Je conçois la photo-documentaire comme un regard qui vient de l’extérieur pour raconter ce qui se passe aux gens de l’extérieur. Pour moi, qui suis née dans le pays, c’est un peu problématique. En Afrique du Sud – je ne connais pas trop la situation des autres pays africains – les gens ont plus de possibilités de raconter leur propre histoire, que ce soit au travers de la littérature, du cinéma, de la photo… Et je suis plus intéressée par la parole de l’être lui-même que par celle de celui qui contemple le panorama de loin. J’attends plus que les compatriotes racontent leur propre histoire. 

Marianne Fourie, Elsewhere ©

Quels sont vos projets après l’exposition à l’Institut français de Madrid de novembre 2011?

J’ai beaucoup de projets. J’ai en tête trois idées de nouvelles séries : une série très espagnole et deux autres que je voudrais faire après. La série espagnole va s’organiser autour de photomontages. Je suis déjà partie dans les banlieues pour prendre en photo les bâtiments…


Vous habitez actuellement en Espagne. Avez-vous un lien particulier avec ce pays ? Pourquoi avoir choisi la péninsule ibérique ?

Mon mari a été muté et je l’ai suivi. Avant nous étions aux Etats-Unis. Cela a été un peu difficile pour moi car je commençais à connaître du monde, à rencontrer des gens dans le monde de l’art. Ici, je suis arrivée et je ne connaissais pas la langue. J’ai mis plus d’un an à avoir une exposition. C’est donc par un pur hasard que j’habite maintenant à Madrid. 

Marianna Fourie, Strange ©

Avez-vous une technique particulière au moment de concevoir vos séries de photographies et vous soumettez-vous à une « ascèse » esthétique bien définie ?

Je n’ai pas une approche particulière prédéfinie ; j’essaie d’adapter mes approches aux séries. J’essaie en fait de trouver le moyen le plus facile pour exprimer ce que je veux. Je vais par exemple recourir au photomontage pour ma prochaine série car cela s’adapte à ce que j’ai envie de dire. Dans une autre série à laquelle je pense déjà, il y aura un mélange entre l’acrylique et un cache par-dessus les photos. Je m’adapte à l’idée que j’ai. L’art, c’est la liberté. Je ne me dis pas que je suis photographe et que je vais faire ça. Photoshop, par exemple, est pour moi un excellent outil et je ne comprends pas les gens qui ne l’utilisent pas ou qui me regardent horrifiés quand je leur dis que je m’en sers. J’utilise les moyens qui existent pour arriver à mes fins. 

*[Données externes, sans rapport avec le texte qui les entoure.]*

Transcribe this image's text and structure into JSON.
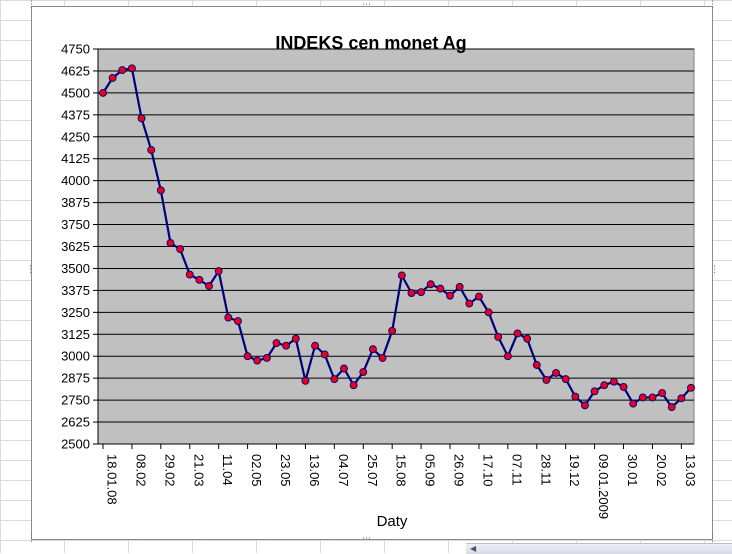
{
  "chart_data": {
    "type": "line",
    "title": "INDEKS cen monet Ag",
    "xlabel": "Daty",
    "ylabel": "",
    "ylim": [
      2500,
      4750
    ],
    "yticks": [
      2500,
      2625,
      2750,
      2875,
      3000,
      3125,
      3250,
      3375,
      3500,
      3625,
      3750,
      3875,
      4000,
      4125,
      4250,
      4375,
      4500,
      4625,
      4750
    ],
    "xtick_labels": [
      {
        "i": 0,
        "label": "18.01.08"
      },
      {
        "i": 3,
        "label": "08.02"
      },
      {
        "i": 6,
        "label": "29.02"
      },
      {
        "i": 9,
        "label": "21.03"
      },
      {
        "i": 12,
        "label": "11.04"
      },
      {
        "i": 15,
        "label": "02.05"
      },
      {
        "i": 18,
        "label": "23.05"
      },
      {
        "i": 21,
        "label": "13.06"
      },
      {
        "i": 24,
        "label": "04.07"
      },
      {
        "i": 27,
        "label": "25.07"
      },
      {
        "i": 30,
        "label": "15.08"
      },
      {
        "i": 33,
        "label": "05.09"
      },
      {
        "i": 36,
        "label": "26.09"
      },
      {
        "i": 39,
        "label": "17.10"
      },
      {
        "i": 42,
        "label": "07.11"
      },
      {
        "i": 45,
        "label": "28.11"
      },
      {
        "i": 48,
        "label": "19.12"
      },
      {
        "i": 51,
        "label": "09.01.2009"
      },
      {
        "i": 54,
        "label": "30.01"
      },
      {
        "i": 57,
        "label": "20.02"
      },
      {
        "i": 60,
        "label": "13.03"
      }
    ],
    "series": [
      {
        "color": "#00007a",
        "marker_color": "#e8001c",
        "values": [
          4500,
          4585,
          4630,
          4640,
          4355,
          4175,
          3945,
          3645,
          3610,
          3465,
          3435,
          3400,
          3485,
          3220,
          3200,
          3000,
          2975,
          2990,
          3075,
          3060,
          3100,
          2860,
          3060,
          3010,
          2870,
          2930,
          2835,
          2910,
          3040,
          2990,
          3145,
          3460,
          3360,
          3365,
          3410,
          3385,
          3345,
          3395,
          3300,
          3340,
          3250,
          3110,
          3000,
          3130,
          3100,
          2950,
          2865,
          2905,
          2870,
          2770,
          2720,
          2800,
          2835,
          2855,
          2825,
          2730,
          2765,
          2765,
          2790,
          2710,
          2760,
          2820
        ]
      }
    ],
    "grid": "horizontal",
    "plot_background": "#c0c0c0",
    "legend": "none"
  }
}
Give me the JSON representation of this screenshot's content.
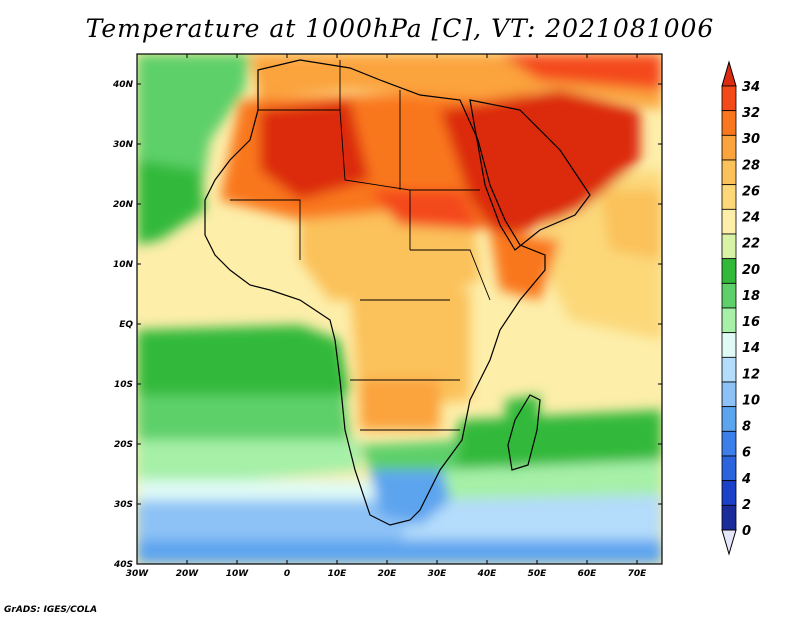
{
  "title": "Temperature at 1000hPa [C], VT: 2021081006",
  "credit": "GrADS: IGES/COLA",
  "map": {
    "region": "Africa",
    "lon_range": [
      -30,
      75
    ],
    "lat_range": [
      -40,
      45
    ],
    "lon_labels": [
      "30W",
      "20W",
      "10W",
      "0",
      "10E",
      "20E",
      "30E",
      "40E",
      "50E",
      "60E",
      "70E"
    ],
    "lat_labels": [
      "40N",
      "30N",
      "20N",
      "10N",
      "EQ",
      "10S",
      "20S",
      "30S",
      "40S"
    ],
    "lat_label_values": [
      40,
      30,
      20,
      10,
      0,
      -10,
      -20,
      -30,
      -40
    ],
    "lon_label_values": [
      -30,
      -20,
      -10,
      0,
      10,
      20,
      30,
      40,
      50,
      60,
      70
    ],
    "colorbar": {
      "levels": [
        "34",
        "32",
        "30",
        "28",
        "26",
        "24",
        "22",
        "20",
        "18",
        "16",
        "14",
        "12",
        "10",
        "8",
        "6",
        "4",
        "2",
        "0"
      ],
      "colors": [
        "#f44a1a",
        "#f9771e",
        "#fba33d",
        "#fbc15a",
        "#fcd879",
        "#fdeeaa",
        "#d8f3a6",
        "#32b93a",
        "#5dd069",
        "#a6f0a8",
        "#e0fbf5",
        "#b4dcfb",
        "#8dc2f6",
        "#5da4ef",
        "#3d7fea",
        "#2c64de",
        "#1a41c8",
        "#1a2b9a"
      ],
      "over_color": "#dc2b10",
      "under_color": "#e6e6fa"
    }
  }
}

Par vos voyages et votre itinéraire de vie, on l’a vu, vous avez eu accès à beaucoup de cultures et parlez plusieurs langues. Concevez-vous en ce sens la photographie comme un langage plus universel que les langues particulières de chaque peuple ?

L’image touche tout le monde. Il y a quand même des codes culturels dans l’art visuel mais ce dernier est beaucoup plus universel que les langues et touche plus de gens. Avec la photo, on arrive à toucher tout le monde, tous les humains. 

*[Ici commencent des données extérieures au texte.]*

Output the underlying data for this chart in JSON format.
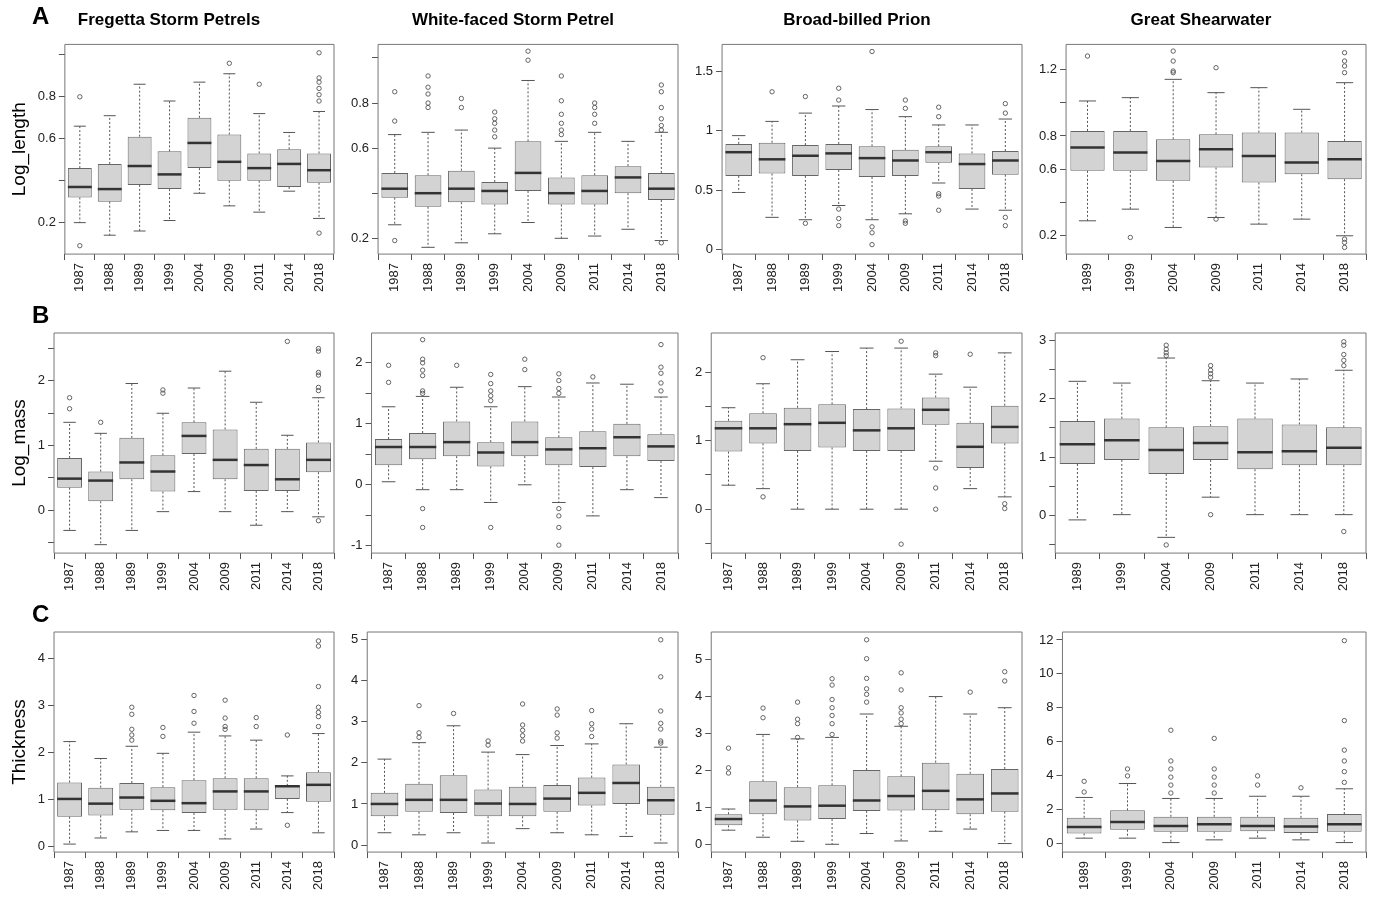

De nombreuses photos sont disponibles en ligne sur le site de Marianne Fourie : mariannefourie.com/


[1] Voir l’article paru sur la revue d’art en ligne Boumbang sur cette exposition.
[2] Les Ruckenfiguren sont des images qui montrent au spectateur des personnes de dos. On peut retenir comme exemple le célèbre Voyageur au-dessus de la mer de nuages de Caspar David Friedrich.